Generalanwalt: G. Pitruzzella,

Kanzler: A. Calot Escobar,

aufgrund des schriftlichen Verfahrens,

nach Anhörung der Schlussanträge des Generalanwalts in der Sitzung vom 27. Oktober 2022

folgendes

Urteil

1 Mit seiner Klage begehrt das Europäische Parlament die Nichtigerklärung des Art. 1 Abs. 1 und 5 und der Art. 2 bis 5, 7, 9 und 10 des Durchführungsbeschlusses C(2020) 8797 der Kommission vom 18. Dezember 2020, mit dem gemäß der Verordnung (EG) Nr. 1907/2006 des Europäischen Parlaments und des Rates für bestimmte Verwendungen von Chromtrioxid eine teilweise Zulassung erteilt wurde (Chemservice GmbH u. a.) (im Folgenden: angefochtener Beschluss), soweit sie die Zulassung der Verwendungen 2, 4 und 5 und der Verwendung 1, was die Formulierung von Gemischen für die Verwendungen 2, 4 und 5 angeht, betreffen.

Rechtlicher Rahmen

2 In der Verordnung (EG) Nr. 1907/2006 des Europäischen Parlaments und des Rates vom 18. Dezember 2006 zur Registrierung, Bewertung, Zulassung und Beschränkung chemischer Stoffe (REACH), zur Schaffung einer Europäischen Chemikalienagentur, zur Änderung der Richtlinie 1999/45/EG und zur Aufhebung der Verordnung (EWG) Nr. 793/93 des Rates, der Verordnung (EG) Nr. 1488/94 der Kommission, der Richtlinie 76/769/EWG des Rates sowie der Richtlinien 91/155/EWG, 93/67/EWG, 93/105/EG und 2000/21/EG der Kommission (ABl. 2006, L 396, S. 1, berichtigt in ABl. 2007, L 136, S. 3) in der durch die Verordnung (EG) Nr. 1272/2008 des Europäischen Parlaments und des Rates vom 16. Dezember 2008 (ABl. 2008, L 353, S. 1) geänderten Fassung (im Folgenden: REACH-Verordnung) heißt es in den Erwägungsgründen 1, 8, 12, 22, 69, 70, 72, 73, 77, 82 und 119:

„(1) Diese Verordnung sollte ein hohes Schutzniveau für die menschliche Gesundheit und für die Umwelt sicherstellen sowie den freien Verkehr von Stoffen als solchen, in Gemischen oder in Erzeugnissen gewährleisten und gleichzeitig Wettbewerbsfähigkeit und Innovation verbessern. Diese Verordnung sollte auch die Entwicklung alternativer Beurteilungsmethoden für von Stoffen ausgehende Gefahren fördern.

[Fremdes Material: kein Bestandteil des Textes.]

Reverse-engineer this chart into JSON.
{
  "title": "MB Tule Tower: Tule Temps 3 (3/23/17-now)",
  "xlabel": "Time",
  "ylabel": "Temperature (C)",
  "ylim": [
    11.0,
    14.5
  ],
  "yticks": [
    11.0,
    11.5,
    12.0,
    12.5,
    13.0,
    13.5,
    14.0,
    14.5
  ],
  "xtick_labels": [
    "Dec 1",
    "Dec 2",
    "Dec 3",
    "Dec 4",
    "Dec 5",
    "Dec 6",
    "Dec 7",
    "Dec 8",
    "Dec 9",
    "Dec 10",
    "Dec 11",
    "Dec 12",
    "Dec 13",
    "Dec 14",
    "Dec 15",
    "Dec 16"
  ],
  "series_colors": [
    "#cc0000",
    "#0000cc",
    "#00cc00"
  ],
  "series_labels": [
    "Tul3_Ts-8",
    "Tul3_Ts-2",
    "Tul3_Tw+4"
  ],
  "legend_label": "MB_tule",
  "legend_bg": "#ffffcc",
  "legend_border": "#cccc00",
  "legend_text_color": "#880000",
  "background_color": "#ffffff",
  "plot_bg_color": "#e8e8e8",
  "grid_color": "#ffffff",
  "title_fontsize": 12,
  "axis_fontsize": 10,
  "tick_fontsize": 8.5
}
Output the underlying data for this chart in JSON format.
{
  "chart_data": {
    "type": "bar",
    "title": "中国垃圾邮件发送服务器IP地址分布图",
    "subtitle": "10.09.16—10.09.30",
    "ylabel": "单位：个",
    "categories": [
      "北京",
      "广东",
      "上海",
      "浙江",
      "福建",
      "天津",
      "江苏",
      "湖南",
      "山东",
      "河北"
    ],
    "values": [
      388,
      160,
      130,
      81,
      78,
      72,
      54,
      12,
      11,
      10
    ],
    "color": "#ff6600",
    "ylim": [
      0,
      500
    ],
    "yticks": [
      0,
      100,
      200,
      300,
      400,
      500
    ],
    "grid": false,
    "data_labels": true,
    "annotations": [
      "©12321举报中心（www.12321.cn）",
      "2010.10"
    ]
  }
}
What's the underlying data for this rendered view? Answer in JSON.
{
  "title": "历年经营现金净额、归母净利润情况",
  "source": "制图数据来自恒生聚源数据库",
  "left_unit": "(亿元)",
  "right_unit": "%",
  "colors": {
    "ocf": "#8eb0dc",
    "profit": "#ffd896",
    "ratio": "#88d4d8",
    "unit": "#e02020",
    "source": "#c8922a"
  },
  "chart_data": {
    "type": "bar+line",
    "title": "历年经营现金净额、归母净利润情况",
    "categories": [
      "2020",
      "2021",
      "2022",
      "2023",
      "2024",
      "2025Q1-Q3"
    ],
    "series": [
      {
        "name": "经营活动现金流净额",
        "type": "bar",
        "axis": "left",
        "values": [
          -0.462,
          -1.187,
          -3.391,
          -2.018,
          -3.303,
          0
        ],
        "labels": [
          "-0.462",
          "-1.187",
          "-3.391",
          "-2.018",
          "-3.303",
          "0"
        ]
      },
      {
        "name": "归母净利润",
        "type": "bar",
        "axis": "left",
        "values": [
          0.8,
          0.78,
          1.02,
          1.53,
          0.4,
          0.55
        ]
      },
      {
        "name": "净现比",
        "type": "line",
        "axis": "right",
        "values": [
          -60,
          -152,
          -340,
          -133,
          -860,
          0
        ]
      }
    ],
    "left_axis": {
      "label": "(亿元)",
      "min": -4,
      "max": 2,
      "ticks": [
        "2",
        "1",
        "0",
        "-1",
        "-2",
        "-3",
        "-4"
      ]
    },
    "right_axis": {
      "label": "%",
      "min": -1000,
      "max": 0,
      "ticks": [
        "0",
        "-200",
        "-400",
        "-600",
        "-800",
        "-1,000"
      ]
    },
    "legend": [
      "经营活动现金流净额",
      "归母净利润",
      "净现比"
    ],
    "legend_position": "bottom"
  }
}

(8) Die möglichen Auswirkungen dieser Verordnung auf kleine und mittlere Unternehmen (KMU) und die Notwendigkeit, jegliche Diskriminierung dieser Unternehmen zu vermeiden, sollten besondere Berücksichtigung finden.

(12) Ein wichtiges Ziel des durch diese Verordnung einzurichtenden neuen Systems besteht darin, darauf hinzuwirken und in bestimmten Fällen sicherzustellen, dass besorgniserregende Stoffe letztendlich durch weniger gefährliche Stoffe oder Technologien ersetzt werden, soweit geeignete, wirtschaftlich und technisch tragfähige Alternativen zur Verfügung stehen. …

(22) Mit den Zulassungsvorschriften sollte sichergestellt werden, dass der Binnenmarkt reibungslos funktioniert und die von besonders besorgniserregenden Stoffen ausgehenden Risiken ausreichend beherrscht werden. Zulassungen für das Inverkehrbringen und die Verwendung sollten von der Kommission nur dann erteilt werden, wenn sich die Risiken bei der Verwendung angemessen beherrschen lassen – sofern dies möglich ist – oder die Verwendung aus sozioökonomischen Gründen gerechtfertigt ist und keine geeigneten Alternativen zur Verfügung stehen, die wirtschaftlich und technisch tragfähig sind.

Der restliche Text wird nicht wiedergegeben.